Media Contact: Christine Glunz, 202.225.3072
Washington, DC – Today, U.S. Representative Zoe Lofgren, Ranking Member, Subcommittee on Cybersecurity, Science and Research and Development (D-San Jose) gave remarks at the subcommittee’s hearing “The Invisible Battleground: What the Department of Homeland Security Is Doing to Make America’s Cyberspace More Secure.” Following is the text of Lofgren’s remarks “as prepared.”
“Thank you Chairman Thornberry for holding this hearing and for your continued outstanding leadership of this subcommittee.
“Chairman Thornberry did a terrific job in summarizing the work that this subcommittee has done to date. All Members of this subcommittee should be commended for taking the time to study the incredible complex set of issues involving cybersecurity.
“We have learned a lot since this subcommittee first met at the beginning of the year. I think all would agree that our nation’s cyber infrastructure remains vulnerable, and that the federal government must provide leadership to better secure our systems in both the public and private sector.
“My concerns about the Department of Homeland Security are that it is just not providing sufficient leadership in the cyber arena, particularly in the following five areas.
“Reducing Vulnerabilities: The Department is tasked with reducing vulnerabilities to government and critical asset computers, as well as responding to cyber incidents. The number of cyber attacks, and resultant damage, however, continues to increase. This past August was the worst month ever for computer viruses. The Blaster, Welchia, and SoBig.F viruses, along with other attacks, caused more than $ 32.8 billion in economic damages, according to one digital risk assessment company.
“Coordination: Is the National Cyber Security Division (NCSD) coordinating with the private sector, other government agencies, and state and local governments to identify vulnerabilities? Has the NCSD begun a national risk assessment? If so, when will it be complete? I am very concerned that the Department is just not providing leadership in this area.
“Bush Administration Departures: In the last six months, the most senior Bush Administration cyber officials have left the government. These individuals include Richard Clarke, the special advisor to the president for cyber security; Howard Schmidt, the vice chair of the president’s critical infrastructure board and Clarke’s replacement; Ron Dick, the director of the National Infrastructure Protection Center; and John Tritak, director of the Critical Infrastructure Assurance Office.
“I am very concerned about these departures and that the National Cyber Security Division may lack sufficient personnel and resources to operate effectively
“Cyber priorities at DHS: Clearly, cyber security has been demoted in importance in the Administration with the lead official for cyber issues reduced from a special advisor to the President working in the White House, to a Directorship buried deep within the Department of Homeland Security. The nation’s cyber chief must have the both the access and resources to do the job.
“Cyber Chief at DHS: In addition, it took the department over 3 months to announce its choice for a leader of the NCSD. This delay is troublesome, and I am curious as to why it took the department so long to settle on a candidate. I am also concerned about the number of other jobs that need to be filled within the NCSD. How many desks are empty? Is there anyone there to answer the phone?

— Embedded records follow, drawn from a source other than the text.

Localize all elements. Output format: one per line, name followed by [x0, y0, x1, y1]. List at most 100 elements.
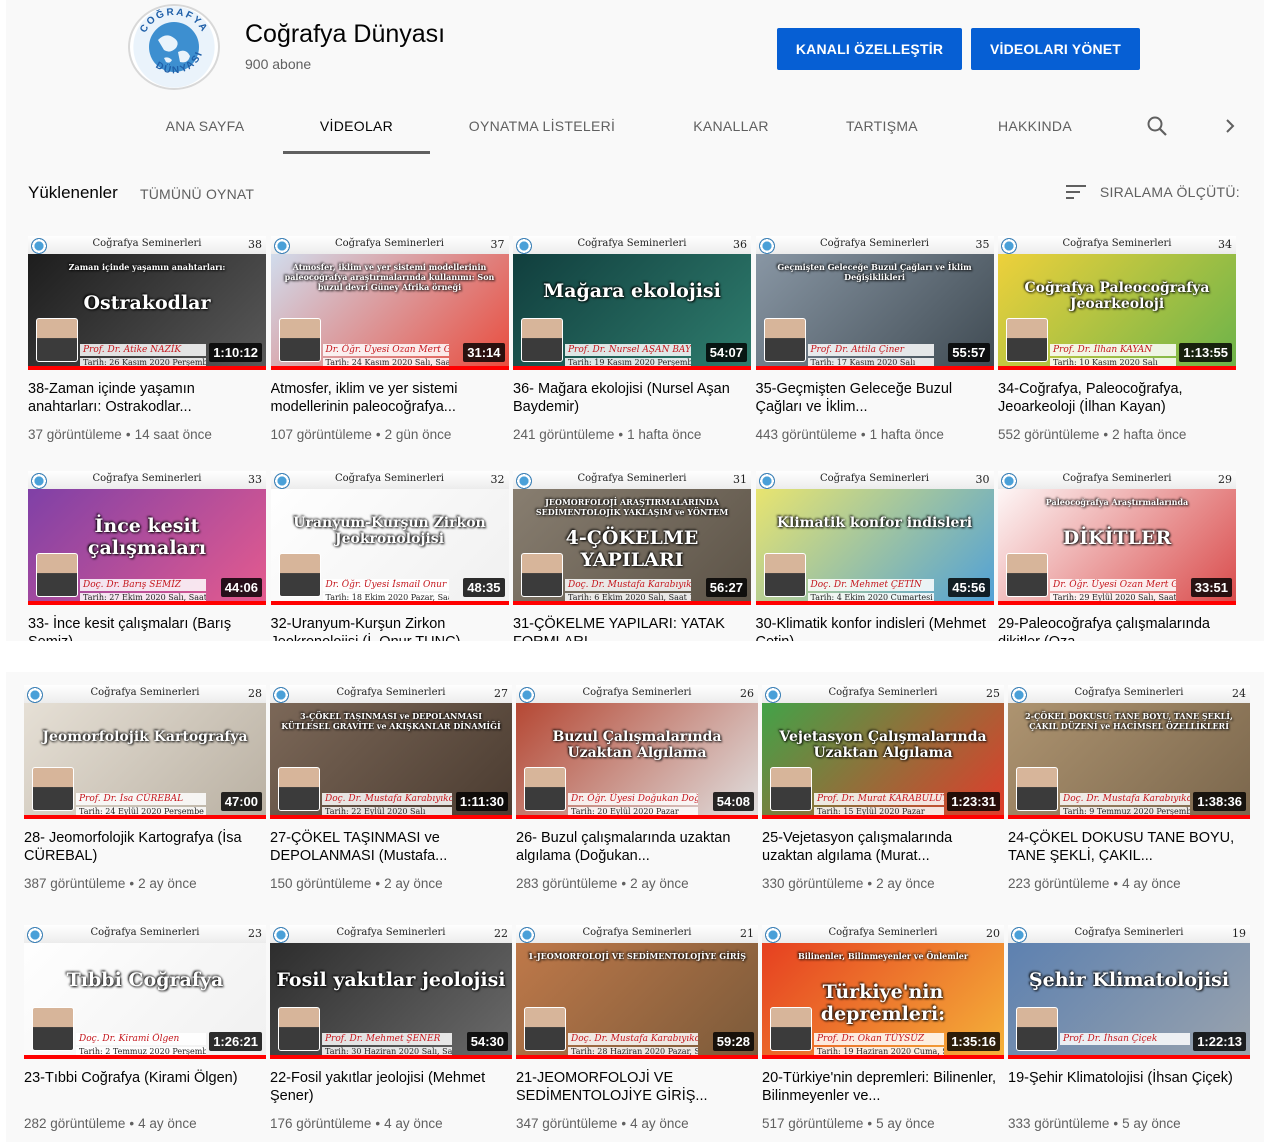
- channel-tabs: ANA SAYFA VİDEOLAR OYNATMA LİSTELERİ KAN…: [6, 100, 1264, 154]
- manage-videos-button[interactable]: VİDEOLARI YÖNET: [971, 28, 1140, 70]
- video-title[interactable]: 28- Jeomorfolojik Kartografya (İsa CÜREB…: [24, 829, 266, 865]
- video-card[interactable]: Coğrafya Seminerleri 27 3-ÇÖKEL TAŞINMASI …: [270, 685, 512, 891]
- video-thumbnail[interactable]: Coğrafya Seminerleri 25 Vejetasyon Çalışma…: [762, 685, 1004, 819]
- thumbnail-episode-number: 36: [733, 238, 747, 251]
- video-thumbnail[interactable]: Coğrafya Seminerleri 31 JEOMORFOLOJİ ARAŞT…: [513, 471, 751, 605]
- video-title[interactable]: 20-Türkiye'nin depremleri: Bilinenler, B…: [762, 1069, 1004, 1105]
- video-title[interactable]: 34-Coğrafya, Paleocoğrafya, Jeoarkeoloji…: [998, 380, 1236, 416]
- video-card[interactable]: Coğrafya Seminerleri 35 Geçmişten Geleceğe…: [755, 236, 994, 442]
- video-card[interactable]: Coğrafya Seminerleri 36 Mağara ekolojisi Pr…: [513, 236, 751, 442]
- video-card[interactable]: Coğrafya Seminerleri 37 Atmosfer, iklim ve…: [270, 236, 509, 442]
- play-all-button[interactable]: TÜMÜNÜ OYNAT: [140, 186, 254, 202]
- thumbnail-headline: Tıbbi Coğrafya: [66, 969, 224, 991]
- meta-separator: •: [860, 427, 866, 442]
- video-thumbnail[interactable]: Coğrafya Seminerleri 20 Bilinenler, Bilinm…: [762, 925, 1004, 1059]
- chevron-right-icon[interactable]: [1218, 114, 1242, 138]
- video-thumbnail[interactable]: Coğrafya Seminerleri 34 Coğrafya Paleocoğr…: [998, 236, 1236, 370]
- video-card[interactable]: Coğrafya Seminerleri 30 Klimatik konfor in…: [755, 471, 994, 641]
- video-thumbnail[interactable]: Coğrafya Seminerleri 32 Uranyum-Kurşun Zir…: [270, 471, 509, 605]
- duration-badge: 31:14: [463, 343, 505, 362]
- video-thumbnail[interactable]: Coğrafya Seminerleri 26 Buzul Çalışmaların…: [516, 685, 758, 819]
- video-title[interactable]: 25-Vejetasyon çalışmalarında uzaktan alg…: [762, 829, 1004, 865]
- video-card[interactable]: Coğrafya Seminerleri 28 Jeomorfolojik Kart…: [24, 685, 266, 891]
- thumbnail-headline: Jeomorfolojik Kartografya: [42, 729, 248, 745]
- video-thumbnail[interactable]: Coğrafya Seminerleri 24 2-ÇÖKEL DOKUSU: TA…: [1008, 685, 1250, 819]
- video-thumbnail[interactable]: Coğrafya Seminerleri 21 1-JEOMORFOLOJİ VE …: [516, 925, 758, 1059]
- video-card[interactable]: Coğrafya Seminerleri 19 Şehir Klimatolojis…: [1008, 925, 1250, 1131]
- video-card[interactable]: Coğrafya Seminerleri 25 Vejetasyon Çalışma…: [762, 685, 1004, 891]
- customize-channel-button[interactable]: KANALI ÖZELLEŞTİR: [777, 28, 962, 70]
- tab-home[interactable]: ANA SAYFA: [149, 100, 261, 151]
- video-card[interactable]: Coğrafya Seminerleri 29 Paleocoğrafya Araş…: [998, 471, 1236, 641]
- video-card[interactable]: Coğrafya Seminerleri 31 JEOMORFOLOJİ ARAŞT…: [513, 471, 751, 641]
- video-card[interactable]: Coğrafya Seminerleri 21 1-JEOMORFOLOJİ VE …: [516, 925, 758, 1131]
- thumbnail-lecturer: Prof. Dr. İlhan KAYAN: [1050, 344, 1176, 356]
- upload-age: 1 hafta önce: [627, 427, 702, 442]
- channel-avatar[interactable]: COĞRAFYA DÜNYASI: [128, 4, 220, 90]
- duration-badge: 56:27: [705, 578, 747, 597]
- video-title[interactable]: 23-Tıbbi Coğrafya (Kirami Ölgen): [24, 1069, 266, 1105]
- thumbnail-lecturer: Doç. Dr. Kirami Ölgen: [76, 1033, 206, 1045]
- thumbnail-lecturer: Doç. Dr. Mustafa Karabıyıkoğlu: [1060, 793, 1190, 805]
- video-card[interactable]: Coğrafya Seminerleri 32 Uranyum-Kurşun Zir…: [270, 471, 509, 641]
- video-title[interactable]: 19-Şehir Klimatolojisi (İhsan Çiçek): [1008, 1069, 1250, 1105]
- video-thumbnail[interactable]: Coğrafya Seminerleri 28 Jeomorfolojik Kart…: [24, 685, 266, 819]
- video-thumbnail[interactable]: Coğrafya Seminerleri 22 Fosil yakıtlar jeo…: [270, 925, 512, 1059]
- video-title[interactable]: 24-ÇÖKEL DOKUSU TANE BOYU, TANE ŞEKLİ, Ç…: [1008, 829, 1250, 865]
- video-title[interactable]: 36- Mağara ekolojisi (Nursel Aşan Baydem…: [513, 380, 751, 416]
- video-thumbnail[interactable]: Coğrafya Seminerleri 35 Geçmişten Geleceğe…: [755, 236, 994, 370]
- upload-age: 14 saat önce: [134, 427, 212, 442]
- lecturer-portrait: [1016, 767, 1058, 811]
- video-thumbnail[interactable]: Coğrafya Seminerleri 19 Şehir Klimatolojis…: [1008, 925, 1250, 1059]
- video-card[interactable]: Coğrafya Seminerleri 20 Bilinenler, Bilinm…: [762, 925, 1004, 1131]
- tab-about[interactable]: HAKKINDA: [980, 100, 1090, 151]
- thumbnail-headline: Vejetasyon Çalışmalarında Uzaktan Algıla…: [779, 729, 987, 761]
- sort-button[interactable]: SIRALAMA ÖLÇÜTÜ:: [1065, 184, 1240, 200]
- video-title[interactable]: 38-Zaman içinde yaşamın anahtarları: Ost…: [28, 380, 266, 416]
- video-thumbnail[interactable]: Coğrafya Seminerleri 30 Klimatik konfor in…: [755, 471, 994, 605]
- duration-badge: 1:38:36: [1193, 792, 1246, 811]
- video-title[interactable]: 32-Uranyum-Kurşun Zirkon Jeokronolojisi …: [271, 615, 509, 641]
- tab-channels[interactable]: KANALLAR: [676, 100, 786, 151]
- tab-videos[interactable]: VİDEOLAR: [283, 100, 430, 154]
- tab-playlists[interactable]: OYNATMA LİSTELERİ: [452, 100, 632, 151]
- video-metadata: 552 görüntüleme • 2 hafta önce: [998, 427, 1236, 442]
- video-title[interactable]: 22-Fosil yakıtlar jeolojisi (Mehmet Şene…: [270, 1069, 512, 1105]
- video-title[interactable]: 27-ÇÖKEL TAŞINMASI ve DEPOLANMASI (Musta…: [270, 829, 512, 865]
- tab-discussion[interactable]: TARTIŞMA: [828, 100, 936, 151]
- video-metadata: 517 görüntüleme • 5 ay önce: [762, 1116, 1004, 1131]
- video-title[interactable]: 33- İnce kesit çalışmaları (Barış Semiz): [28, 615, 266, 641]
- video-card[interactable]: Coğrafya Seminerleri 24 2-ÇÖKEL DOKUSU: TA…: [1008, 685, 1250, 891]
- search-icon[interactable]: [1145, 114, 1169, 138]
- video-thumbnail[interactable]: Coğrafya Seminerleri 36 Mağara ekolojisi Pr…: [513, 236, 751, 370]
- video-card[interactable]: Coğrafya Seminerleri 23 Tıbbi Coğrafya Doç.…: [24, 925, 266, 1131]
- upload-age: 1 hafta önce: [869, 427, 944, 442]
- video-card[interactable]: Coğrafya Seminerleri 38 Zaman içinde yaşam…: [28, 236, 266, 442]
- video-title[interactable]: 26- Buzul çalışmalarında uzaktan algılam…: [516, 829, 758, 865]
- video-thumbnail[interactable]: Coğrafya Seminerleri 38 Zaman içinde yaşam…: [28, 236, 266, 370]
- video-title[interactable]: 31-ÇÖKELME YAPILARI: YATAK FORMLARI: [513, 615, 751, 641]
- video-card[interactable]: Coğrafya Seminerleri 22 Fosil yakıtlar jeo…: [270, 925, 512, 1131]
- lecturer-portrait: [32, 1007, 74, 1051]
- lecturer-portrait: [36, 553, 78, 597]
- duration-badge: 54:30: [466, 1032, 508, 1051]
- video-card[interactable]: Coğrafya Seminerleri 34 Coğrafya Paleocoğr…: [998, 236, 1236, 442]
- channel-page-top: COĞRAFYA DÜNYASI Coğrafya Dünyası 900 ab…: [6, 0, 1264, 641]
- video-thumbnail[interactable]: Coğrafya Seminerleri 29 Paleocoğrafya Araş…: [998, 471, 1236, 605]
- view-count: 223 görüntüleme: [1008, 876, 1110, 891]
- video-thumbnail[interactable]: Coğrafya Seminerleri 27 3-ÇÖKEL TAŞINMASI …: [270, 685, 512, 819]
- video-title[interactable]: 21-JEOMORFOLOJİ VE SEDİMENTOLOJİYE GİRİŞ…: [516, 1069, 758, 1105]
- video-title[interactable]: 29-Paleocoğrafya çalışmalarında dikitler…: [998, 615, 1236, 641]
- video-title[interactable]: 35-Geçmişten Geleceğe Buzul Çağları ve İ…: [756, 380, 994, 416]
- video-thumbnail[interactable]: Coğrafya Seminerleri 37 Atmosfer, iklim ve…: [270, 236, 509, 370]
- thumbnail-series-name: Coğrafya Seminerleri: [92, 238, 202, 249]
- video-card[interactable]: Coğrafya Seminerleri 33 İnce kesit çalışma…: [28, 471, 266, 641]
- video-thumbnail[interactable]: Coğrafya Seminerleri 23 Tıbbi Coğrafya Doç.…: [24, 925, 266, 1059]
- thumbnail-subtitle: 3-ÇÖKEL TAŞINMASI ve DEPOLANMASI KÜTLESE…: [281, 711, 501, 731]
- thumbnail-subtitle: JEOMORFOLOJİ ARAŞTIRMALARINDA SEDİMENTOL…: [535, 497, 729, 517]
- video-title[interactable]: 30-Klimatik konfor indisleri (Mehmet Çet…: [756, 615, 994, 641]
- video-thumbnail[interactable]: Coğrafya Seminerleri 33 İnce kesit çalışma…: [28, 471, 266, 605]
- thumbnail-lecturer: Dr. Öğr. Üyesi Doğukan Doğu YAVAŞLI: [568, 793, 698, 805]
- video-card[interactable]: Coğrafya Seminerleri 26 Buzul Çalışmaların…: [516, 685, 758, 891]
- video-title[interactable]: Atmosfer, iklim ve yer sistemi modelleri…: [271, 380, 509, 416]
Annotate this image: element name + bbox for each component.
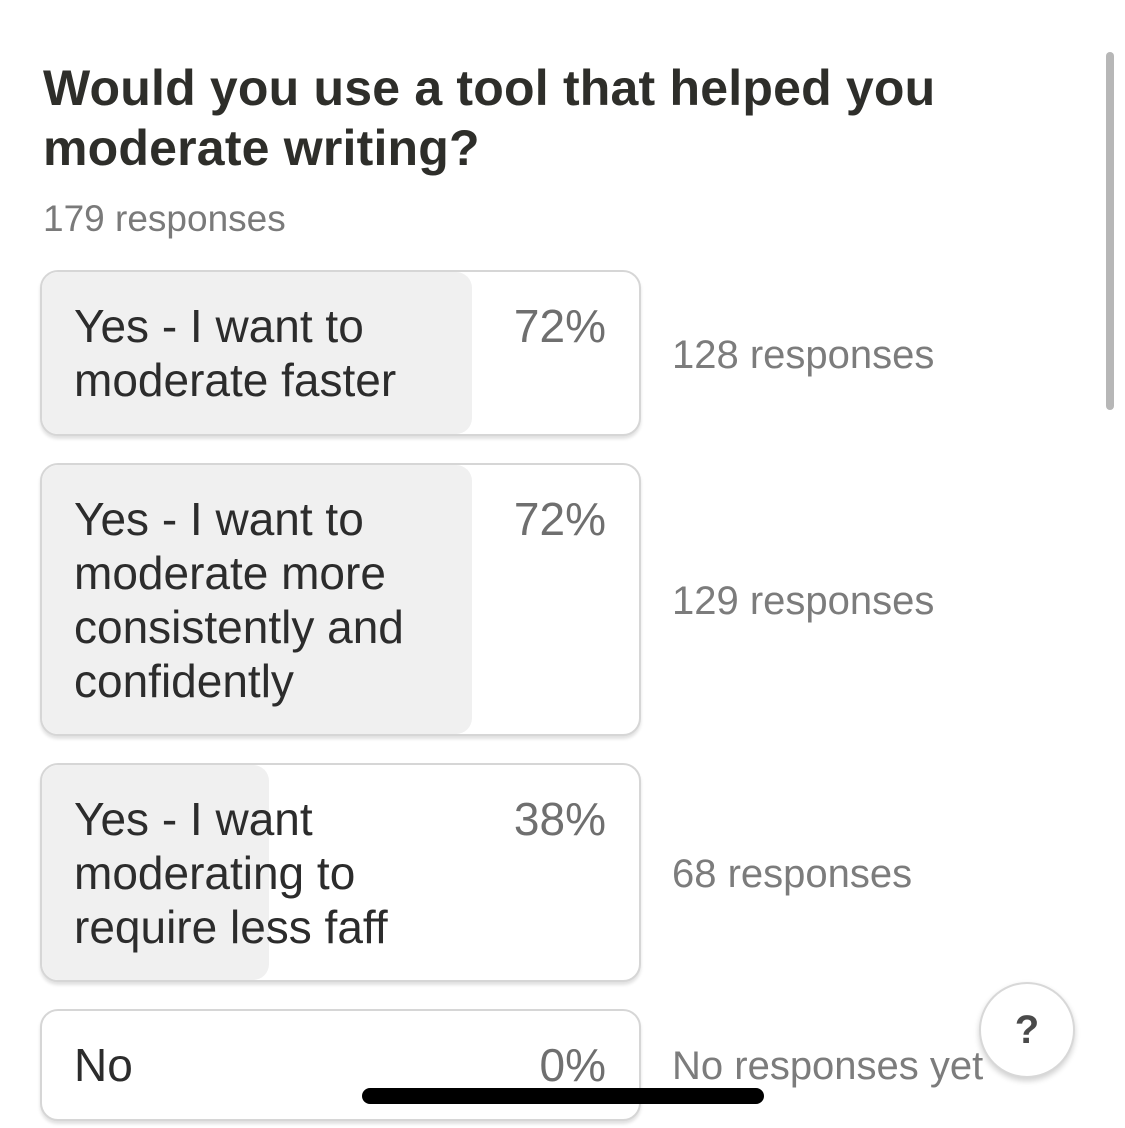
option-response-count: 129 responses — [672, 579, 935, 623]
option-percentage: 72% — [513, 300, 606, 352]
poll-option-card[interactable]: Yes - I want moderating to require less … — [40, 763, 641, 982]
option-label: Yes - I want to moderate more consistent… — [74, 493, 404, 707]
poll-option-card[interactable]: Yes - I want to moderate faster 72% — [40, 270, 641, 436]
total-response-count: 179 responses — [43, 198, 286, 239]
home-indicator[interactable] — [362, 1088, 764, 1104]
option-response-count: 128 responses — [672, 333, 935, 377]
poll-option-card[interactable]: No 0% — [40, 1009, 641, 1121]
option-percentage: 0% — [539, 1039, 606, 1091]
question-mark-icon: ? — [1014, 1008, 1040, 1052]
option-label: Yes - I want moderating to require less … — [74, 793, 388, 953]
option-response-count: 68 responses — [672, 852, 913, 896]
option-label: Yes - I want to moderate faster — [74, 300, 397, 406]
vertical-scrollbar[interactable] — [1106, 52, 1114, 410]
option-label: No — [74, 1039, 133, 1091]
poll-results-page: Would you use a tool that helped you mod… — [0, 0, 1125, 1128]
option-percentage: 38% — [513, 793, 606, 845]
help-button[interactable]: ? — [979, 982, 1075, 1078]
poll-option-card[interactable]: Yes - I want to moderate more consistent… — [40, 463, 641, 736]
question-title: Would you use a tool that helped you mod… — [43, 60, 936, 176]
option-response-count: No responses yet — [672, 1044, 984, 1088]
option-percentage: 72% — [513, 493, 606, 545]
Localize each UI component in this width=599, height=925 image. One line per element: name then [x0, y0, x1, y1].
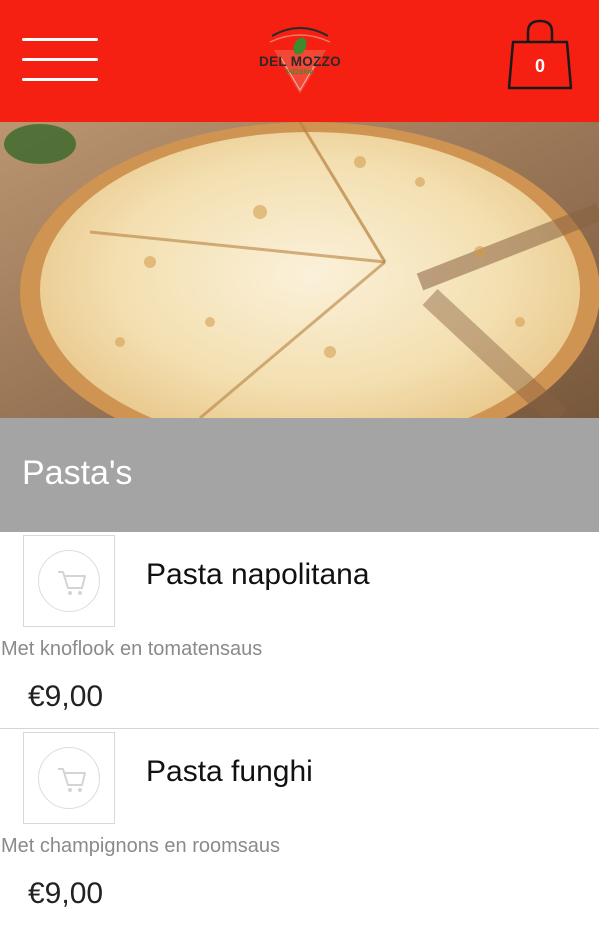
logo[interactable]: DEL MOZZO PIZZERIA	[254, 22, 346, 100]
add-to-cart-button[interactable]	[23, 732, 115, 824]
product-item: Pasta napolitana Met knoflook en tomaten…	[0, 532, 599, 728]
cart-button[interactable]: 0	[506, 18, 574, 92]
app-header: DEL MOZZO PIZZERIA 0	[0, 0, 599, 122]
cart-count-badge: 0	[534, 56, 545, 76]
shopping-bag-icon	[507, 19, 573, 90]
hamburger-menu-icon[interactable]	[22, 38, 98, 82]
add-to-cart-icon	[58, 768, 86, 792]
hero-image	[0, 122, 599, 418]
product-price: €9,00	[28, 680, 104, 713]
product-description: Met knoflook en tomatensaus	[1, 638, 263, 660]
product-item: Pasta funghi Met champignons en roomsaus…	[0, 729, 599, 925]
product-name[interactable]: Pasta napolitana	[146, 558, 370, 592]
add-to-cart-button[interactable]	[23, 535, 115, 627]
add-to-cart-icon	[58, 571, 86, 595]
logo-tagline: PIZZERIA	[286, 70, 314, 76]
pizza-image	[0, 122, 599, 418]
category-header: Pasta's	[0, 418, 599, 532]
product-description: Met champignons en roomsaus	[1, 835, 281, 857]
logo-brand-text: DEL MOZZO	[259, 54, 341, 69]
product-price: €9,00	[28, 877, 104, 910]
product-name[interactable]: Pasta funghi	[146, 755, 313, 789]
category-title: Pasta's	[22, 454, 133, 492]
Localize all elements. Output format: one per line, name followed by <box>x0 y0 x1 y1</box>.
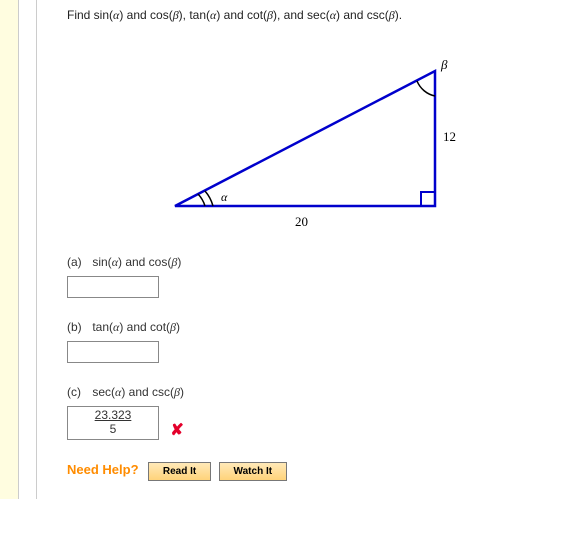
left-margin <box>0 0 36 499</box>
need-help-label: Need Help? <box>67 462 139 477</box>
watch-it-button[interactable]: Watch It <box>219 462 288 481</box>
triangle-diagram: α β 12 20 <box>67 41 562 241</box>
question-text: Find sin(α) and cos(β), tan(α) and cot(β… <box>67 8 562 23</box>
part-b-input[interactable] <box>67 341 159 363</box>
alpha-label: α <box>221 190 228 204</box>
question-container: Find sin(α) and cos(β), tan(α) and cot(β… <box>0 0 574 499</box>
need-help-row: Need Help? Read It Watch It <box>67 462 562 481</box>
part-c-label: (c) sec(α) and csc(β) <box>67 385 562 400</box>
white-strip <box>18 0 36 499</box>
wrong-icon: ✘ <box>170 420 183 440</box>
part-a-input[interactable] <box>67 276 159 298</box>
yellow-strip <box>0 0 18 499</box>
read-it-button[interactable]: Read It <box>148 462 211 481</box>
side-bottom-label: 20 <box>295 214 308 229</box>
part-c-input[interactable]: 23.323 5 <box>67 406 159 440</box>
side-right-label: 12 <box>443 129 456 144</box>
frac-numerator: 23.323 <box>78 409 148 423</box>
content-area: Find sin(α) and cos(β), tan(α) and cot(β… <box>36 0 574 499</box>
part-b-label: (b) tan(α) and cot(β) <box>67 320 562 335</box>
part-c: (c) sec(α) and csc(β) 23.323 5 ✘ <box>67 385 562 440</box>
beta-label: β <box>440 57 448 72</box>
triangle-svg: α β 12 20 <box>135 41 495 241</box>
part-b: (b) tan(α) and cot(β) <box>67 320 562 363</box>
frac-denominator: 5 <box>78 423 148 436</box>
part-a-label: (a) sin(α) and cos(β) <box>67 255 562 270</box>
part-a: (a) sin(α) and cos(β) <box>67 255 562 298</box>
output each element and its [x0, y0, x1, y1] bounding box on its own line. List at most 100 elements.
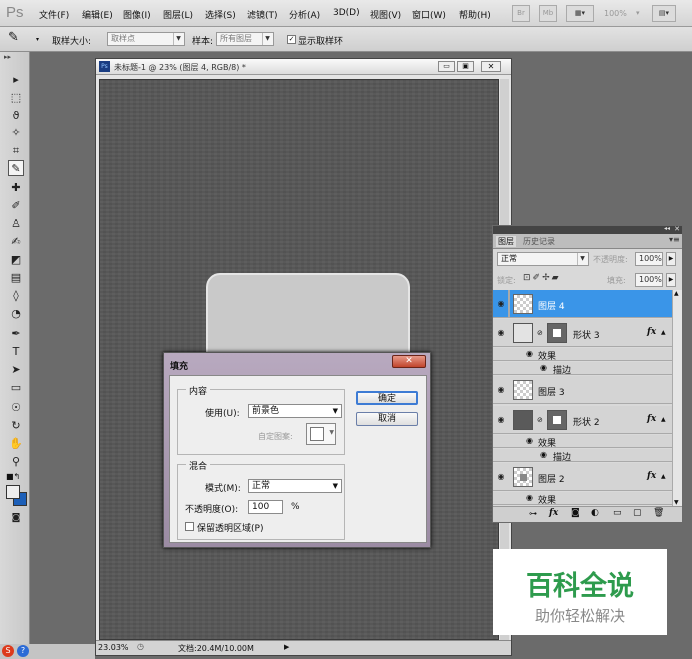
sample-select[interactable]: 所有图层 ▼: [216, 32, 274, 46]
scroll-up-icon[interactable]: ▲: [674, 290, 679, 297]
menu-layer[interactable]: 图层(L): [163, 8, 193, 21]
zoom-tool-icon[interactable]: ⚲: [8, 454, 24, 470]
visibility-eye-icon[interactable]: ◉: [496, 299, 506, 309]
opacity-slider-icon[interactable]: ▶: [666, 252, 676, 266]
tab-history[interactable]: 历史记录: [523, 236, 555, 247]
layer-row-4[interactable]: ◉ 图层 4: [493, 290, 672, 318]
move-tool-icon[interactable]: ▸: [8, 72, 24, 88]
pen-tool-icon[interactable]: ✒: [8, 326, 24, 342]
bridge-button[interactable]: Br: [512, 5, 530, 22]
marquee-tool-icon[interactable]: ⬚: [8, 90, 24, 106]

“With these concerns in mind, I am very encouraged by the person chosen to lead the NCSD. Mr. Amit Yoran currently serves as the Vice President of Managed Security Services Operations at Symantec Corporation, the internet security firm headquartered in Cupertino, California. I am very familiar with the work of Symantec. It remains one of the true bright spots in Silicon Valley, and its CEO, John Thompson is a talented and thoughtful leader.
“I am hopeful that Mr. Yoran will provide needed leadership in the NCSD. Once he in on the job, I am going to tell him that he must candidly tell me if he has the access and resources needed to do his job. If he is unable to do his job, Secretary Ridge should expect to hear directly from me.
“As you can see, I have many concerns about the cyber program at the Department of Homeland Security. I am pleased that we finally get to hear directly from a top official at DHS today on its efforts. Robert Liscouski, Assistant Secretary for Infrastructure Protection, has served as the acting chief of the National Cyber Security Division (NCSD) since it was established on June 6, 2003.
“I hope that Mr. Liscouski will address my many concerns and reassure me that cyber security is in fact a priority at the Department of Homeland Security.”